Courier Countryside Column May 10 under headline:  

I'm not letting wildlife I share this home with drive me bats

 
If you live in an old house in the country you get used to sharing it with an extensive assortment of creatures and insects.
Our place was built around 1480 making it - as I never tire of telling - Plantagenet rather than Tudor. Since Richard III was dethroned, countless generations and a wide variety of spider species have made it their home. It’s definitely no place for arachnophobes.
Indeed in spring it’s no place for anyone of a nervous disposition. Birds nesting under the eaves make extraordinarily loud scrapings and scufflings in the early hours. Until I put a mesh over the top of the chimneystack, a succession of starlings filled the flues with twigs and moss resulting in smoke blowing back and filling rooms. Cleaning the chimney became an annual penance with sackfulls of debris to be removed.
Mice, too, regard the house as their own des res. Since the cat died they’ve become ever bolder in their nesting choices and they seem as oblivious to the dog as Myrtle is to them. I feel bad about evicting them, but am annoyed when they chomp their way through my larder or rip up perfectly good picnic rugs in the loft.

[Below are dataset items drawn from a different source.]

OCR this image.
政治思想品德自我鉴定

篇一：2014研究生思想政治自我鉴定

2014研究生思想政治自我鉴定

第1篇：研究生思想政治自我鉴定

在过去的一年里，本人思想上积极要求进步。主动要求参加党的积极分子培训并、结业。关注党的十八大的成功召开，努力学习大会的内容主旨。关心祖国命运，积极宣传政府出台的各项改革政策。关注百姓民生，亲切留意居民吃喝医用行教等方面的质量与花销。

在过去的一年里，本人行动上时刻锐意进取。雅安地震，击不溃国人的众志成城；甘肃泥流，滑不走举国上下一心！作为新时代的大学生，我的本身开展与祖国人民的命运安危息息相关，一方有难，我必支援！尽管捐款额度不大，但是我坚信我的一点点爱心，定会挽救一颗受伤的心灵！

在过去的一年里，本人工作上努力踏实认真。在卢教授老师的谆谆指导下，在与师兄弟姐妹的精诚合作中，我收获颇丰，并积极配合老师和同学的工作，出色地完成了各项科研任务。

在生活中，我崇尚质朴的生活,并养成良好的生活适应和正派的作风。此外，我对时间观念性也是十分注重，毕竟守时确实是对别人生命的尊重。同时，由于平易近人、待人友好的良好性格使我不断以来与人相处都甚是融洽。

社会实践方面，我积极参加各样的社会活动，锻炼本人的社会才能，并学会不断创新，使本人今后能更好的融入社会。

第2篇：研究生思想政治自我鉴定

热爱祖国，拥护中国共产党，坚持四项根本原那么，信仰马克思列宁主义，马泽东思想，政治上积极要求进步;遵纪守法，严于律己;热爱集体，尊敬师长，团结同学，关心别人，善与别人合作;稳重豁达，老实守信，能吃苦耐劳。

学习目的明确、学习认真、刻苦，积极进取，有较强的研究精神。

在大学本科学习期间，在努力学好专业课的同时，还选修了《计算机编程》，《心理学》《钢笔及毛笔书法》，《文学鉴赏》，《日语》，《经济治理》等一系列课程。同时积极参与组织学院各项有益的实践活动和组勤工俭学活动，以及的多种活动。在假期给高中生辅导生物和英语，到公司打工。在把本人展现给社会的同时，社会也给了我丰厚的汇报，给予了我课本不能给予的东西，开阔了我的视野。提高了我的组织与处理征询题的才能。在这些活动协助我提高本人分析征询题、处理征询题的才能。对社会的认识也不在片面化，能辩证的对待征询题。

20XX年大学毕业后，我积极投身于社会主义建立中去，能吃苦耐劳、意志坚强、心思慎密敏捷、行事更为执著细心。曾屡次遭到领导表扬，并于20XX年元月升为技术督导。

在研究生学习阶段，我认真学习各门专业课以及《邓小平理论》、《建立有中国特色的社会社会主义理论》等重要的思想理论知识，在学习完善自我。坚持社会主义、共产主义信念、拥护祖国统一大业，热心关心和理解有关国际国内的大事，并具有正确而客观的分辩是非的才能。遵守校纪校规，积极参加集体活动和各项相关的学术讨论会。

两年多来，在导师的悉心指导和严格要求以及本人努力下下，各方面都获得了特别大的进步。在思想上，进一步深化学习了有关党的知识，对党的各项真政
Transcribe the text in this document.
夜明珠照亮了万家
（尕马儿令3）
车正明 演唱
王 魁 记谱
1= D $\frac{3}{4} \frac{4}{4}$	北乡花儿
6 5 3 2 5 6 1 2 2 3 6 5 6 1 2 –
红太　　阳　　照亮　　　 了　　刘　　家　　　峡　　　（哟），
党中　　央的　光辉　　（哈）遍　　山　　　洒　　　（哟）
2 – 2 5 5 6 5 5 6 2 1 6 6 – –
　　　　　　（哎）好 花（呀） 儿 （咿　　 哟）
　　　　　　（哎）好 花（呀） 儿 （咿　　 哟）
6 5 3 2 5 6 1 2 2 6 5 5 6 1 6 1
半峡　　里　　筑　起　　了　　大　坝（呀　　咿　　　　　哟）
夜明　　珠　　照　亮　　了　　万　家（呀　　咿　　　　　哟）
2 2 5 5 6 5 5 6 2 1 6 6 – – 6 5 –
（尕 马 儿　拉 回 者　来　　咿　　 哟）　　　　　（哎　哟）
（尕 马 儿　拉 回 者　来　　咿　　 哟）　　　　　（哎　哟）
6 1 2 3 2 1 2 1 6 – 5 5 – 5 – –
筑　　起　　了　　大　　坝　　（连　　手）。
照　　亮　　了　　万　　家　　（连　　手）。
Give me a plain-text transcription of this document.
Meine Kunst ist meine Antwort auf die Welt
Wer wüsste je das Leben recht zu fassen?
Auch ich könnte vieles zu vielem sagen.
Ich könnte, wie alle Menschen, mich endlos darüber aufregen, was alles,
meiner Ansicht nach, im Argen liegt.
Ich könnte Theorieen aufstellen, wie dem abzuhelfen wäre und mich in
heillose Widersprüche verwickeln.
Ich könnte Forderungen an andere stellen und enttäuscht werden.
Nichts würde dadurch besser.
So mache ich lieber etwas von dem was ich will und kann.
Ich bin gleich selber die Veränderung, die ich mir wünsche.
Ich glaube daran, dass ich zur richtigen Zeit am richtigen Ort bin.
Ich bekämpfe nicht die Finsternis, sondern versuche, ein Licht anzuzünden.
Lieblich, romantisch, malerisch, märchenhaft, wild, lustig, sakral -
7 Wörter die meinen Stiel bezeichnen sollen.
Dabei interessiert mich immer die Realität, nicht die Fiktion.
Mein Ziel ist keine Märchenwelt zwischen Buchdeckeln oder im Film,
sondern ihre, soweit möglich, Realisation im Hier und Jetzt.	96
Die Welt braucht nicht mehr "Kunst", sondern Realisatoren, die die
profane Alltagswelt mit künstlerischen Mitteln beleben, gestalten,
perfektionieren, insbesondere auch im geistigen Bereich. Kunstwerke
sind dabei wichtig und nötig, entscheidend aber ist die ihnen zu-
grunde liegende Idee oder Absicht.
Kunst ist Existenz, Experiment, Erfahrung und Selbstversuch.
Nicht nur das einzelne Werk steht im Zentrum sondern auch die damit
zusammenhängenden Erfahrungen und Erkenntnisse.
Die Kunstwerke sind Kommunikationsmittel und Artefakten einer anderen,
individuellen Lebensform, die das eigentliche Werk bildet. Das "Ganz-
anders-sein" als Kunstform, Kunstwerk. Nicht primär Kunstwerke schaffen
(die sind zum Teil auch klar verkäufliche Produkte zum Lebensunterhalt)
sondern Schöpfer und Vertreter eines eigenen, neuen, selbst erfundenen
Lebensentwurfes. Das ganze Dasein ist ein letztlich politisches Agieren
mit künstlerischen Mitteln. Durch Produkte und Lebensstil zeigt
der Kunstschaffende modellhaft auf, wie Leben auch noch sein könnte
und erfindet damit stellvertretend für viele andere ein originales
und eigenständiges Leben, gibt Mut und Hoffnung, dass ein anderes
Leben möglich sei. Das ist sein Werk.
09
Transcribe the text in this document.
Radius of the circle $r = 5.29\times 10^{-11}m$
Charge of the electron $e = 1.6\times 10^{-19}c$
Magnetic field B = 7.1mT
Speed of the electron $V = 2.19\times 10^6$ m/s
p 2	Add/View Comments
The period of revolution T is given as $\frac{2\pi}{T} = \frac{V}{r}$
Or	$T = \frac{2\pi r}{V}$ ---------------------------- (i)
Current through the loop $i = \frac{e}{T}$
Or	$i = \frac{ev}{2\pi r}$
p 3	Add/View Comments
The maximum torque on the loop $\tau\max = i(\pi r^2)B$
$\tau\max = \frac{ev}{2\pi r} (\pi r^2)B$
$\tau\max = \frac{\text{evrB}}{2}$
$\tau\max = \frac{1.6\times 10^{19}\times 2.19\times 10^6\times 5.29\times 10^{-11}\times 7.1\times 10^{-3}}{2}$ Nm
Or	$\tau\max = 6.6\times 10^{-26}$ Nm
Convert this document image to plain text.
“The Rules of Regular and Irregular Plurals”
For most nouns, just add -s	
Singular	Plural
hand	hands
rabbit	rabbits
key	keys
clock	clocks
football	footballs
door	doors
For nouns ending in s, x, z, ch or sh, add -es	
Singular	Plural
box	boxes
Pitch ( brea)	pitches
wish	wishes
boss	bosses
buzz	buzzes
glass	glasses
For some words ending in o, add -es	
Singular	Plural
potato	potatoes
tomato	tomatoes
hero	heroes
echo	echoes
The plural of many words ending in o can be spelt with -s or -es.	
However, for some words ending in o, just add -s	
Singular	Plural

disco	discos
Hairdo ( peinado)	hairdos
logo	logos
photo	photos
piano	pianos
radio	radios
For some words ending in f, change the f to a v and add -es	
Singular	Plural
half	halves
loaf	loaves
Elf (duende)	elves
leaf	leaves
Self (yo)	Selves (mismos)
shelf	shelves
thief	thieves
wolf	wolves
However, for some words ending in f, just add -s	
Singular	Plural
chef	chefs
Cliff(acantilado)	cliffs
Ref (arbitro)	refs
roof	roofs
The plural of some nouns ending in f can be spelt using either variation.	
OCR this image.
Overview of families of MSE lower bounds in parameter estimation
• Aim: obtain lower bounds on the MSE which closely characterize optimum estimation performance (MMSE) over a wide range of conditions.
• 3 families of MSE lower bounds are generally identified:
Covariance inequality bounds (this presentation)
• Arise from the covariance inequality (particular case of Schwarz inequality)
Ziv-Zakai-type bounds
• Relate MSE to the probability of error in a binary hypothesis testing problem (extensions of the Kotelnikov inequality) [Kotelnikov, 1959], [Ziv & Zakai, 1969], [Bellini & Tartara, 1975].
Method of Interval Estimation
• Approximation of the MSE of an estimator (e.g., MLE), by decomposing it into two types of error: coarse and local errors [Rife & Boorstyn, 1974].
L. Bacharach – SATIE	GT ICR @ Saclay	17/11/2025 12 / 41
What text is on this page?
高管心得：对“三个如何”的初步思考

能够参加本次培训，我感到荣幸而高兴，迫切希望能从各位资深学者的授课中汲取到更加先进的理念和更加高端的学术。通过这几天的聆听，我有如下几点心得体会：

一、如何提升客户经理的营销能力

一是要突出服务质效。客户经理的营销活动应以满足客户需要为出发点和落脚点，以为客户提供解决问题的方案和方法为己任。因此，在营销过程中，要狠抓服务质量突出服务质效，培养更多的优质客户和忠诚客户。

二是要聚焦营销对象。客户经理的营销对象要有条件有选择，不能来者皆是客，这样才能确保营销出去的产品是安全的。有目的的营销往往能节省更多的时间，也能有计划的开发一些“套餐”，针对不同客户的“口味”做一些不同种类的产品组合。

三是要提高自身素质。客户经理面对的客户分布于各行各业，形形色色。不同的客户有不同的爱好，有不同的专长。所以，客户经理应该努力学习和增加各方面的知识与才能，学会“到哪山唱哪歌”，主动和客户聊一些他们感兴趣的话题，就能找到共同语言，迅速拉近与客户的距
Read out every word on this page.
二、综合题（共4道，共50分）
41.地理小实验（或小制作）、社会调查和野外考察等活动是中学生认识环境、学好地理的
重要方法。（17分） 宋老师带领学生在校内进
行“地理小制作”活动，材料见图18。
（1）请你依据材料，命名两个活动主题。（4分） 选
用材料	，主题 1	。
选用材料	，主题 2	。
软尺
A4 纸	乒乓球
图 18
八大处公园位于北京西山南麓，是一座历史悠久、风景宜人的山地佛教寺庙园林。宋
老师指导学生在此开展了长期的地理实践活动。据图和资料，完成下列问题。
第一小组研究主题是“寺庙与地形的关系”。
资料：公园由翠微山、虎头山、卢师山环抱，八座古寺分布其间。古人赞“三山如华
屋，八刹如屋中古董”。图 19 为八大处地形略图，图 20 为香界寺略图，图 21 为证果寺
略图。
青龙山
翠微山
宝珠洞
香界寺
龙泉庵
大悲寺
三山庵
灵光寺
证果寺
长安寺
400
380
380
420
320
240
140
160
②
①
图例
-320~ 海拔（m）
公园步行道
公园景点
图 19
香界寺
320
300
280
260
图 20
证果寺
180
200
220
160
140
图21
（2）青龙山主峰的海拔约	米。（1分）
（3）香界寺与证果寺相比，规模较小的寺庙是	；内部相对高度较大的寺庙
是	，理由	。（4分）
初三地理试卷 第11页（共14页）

Until last year the attic was also home to not one but two sets of bats. I’m no chiroptophobe – in fact I’m quite fond of their furry bodies and umbrella-like wings, but two complete colonies did make an awful mess. The carpet of droppings was bad enough, but the ammonia odor of urine was worse.
We once called in the local bat protection society to identify them. The chaiman turned out to be called Robin, which rather upset Mrs B’s little Batman joke. He spent a good deal of time rubbing droppings between finger and thumb and sniffing the result to analyse their diet.  Eventually he pronounced one lot common pipistrelles: a bit disappointing – you don’t want plebby bats in your house do you? But the second colony was the rarer brown long-ear.  Anyway, after using the place as a toilet for a decade, they upped and left. Whenever I go up there I still shine the torch at the apex hoping to see that mass of little brown bodies suspended upside-down, undulating gently.
I found some droppings outside the back door today so they clearly haven’t moved far.